2017 IEEE/ACM 39th International Conference on Software Engineering (ICSE) (2017)
Buenos Aires, Argentina
May 20, 2017 to May 28, 2017
DOI Bookmark: http://doi.ieeecomputersociety.org/10.1109/ICSE.2017.9
In most safety-critical domains the need for traceability is prescribed by certifying bodies. Trace links are generally created among requirements, design, source code, test cases and other artifacts, however, creating such links manually is time consuming and error prone. Automated solutions use information retrieval and machine learning techniques to generate trace links, however, current techniques fail to understand semantics of the software artifacts or to integrate domain knowledge into the tracing process and therefore tend to deliver imprecise and inaccurate results. In this paper, we present a solution that uses deep learning to incorporate requirements artifact semantics and domain knowledge into the tracing solution.
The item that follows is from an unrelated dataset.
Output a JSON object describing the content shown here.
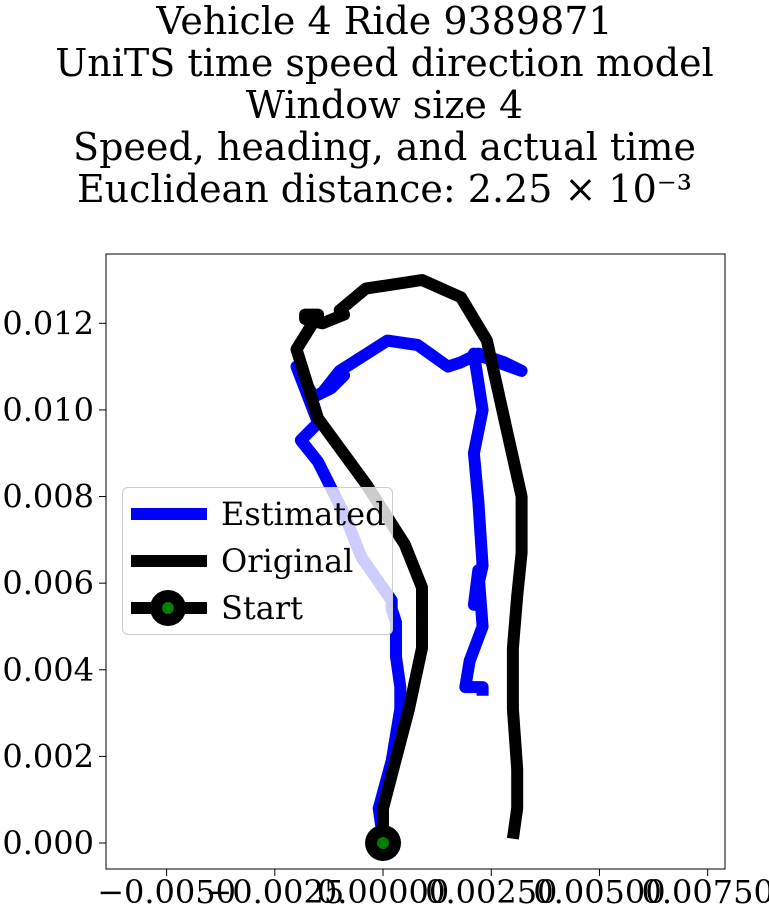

We propose a tracing network architecture that utilizes Word Embedding and Recurrent Neural Network (RNN) models to generate trace links. Word embedding learns word vectors that represent knowledge of the domain corpus and RNN uses these word vectors to learn the sentence semantics of requirements artifacts. We trained 360 different configurations of the tracing network using existing trace links in the Positive Train Control domain and identified the Bidirectional Gated Recurrent Unit (BI-GRU) as the best model for the tracing task. BI-GRU significantly out-performed state-of-the-art tracing methods including the Vector Space Model and Latent Semantic Indexing.
Semantics, Machine learning, Recurrent neural networks, Standards, Training, Natural language processing, Software
J. Guo, J. Cheng and J. Cleland-Huang, "Semantically Enhanced Software Traceability Using Deep Learning Techniques," 2017 IEEE/ACM 39th International Conference on Software Engineering (ICSE), Buenos Aires, Argentina, 2017, pp. 3-14.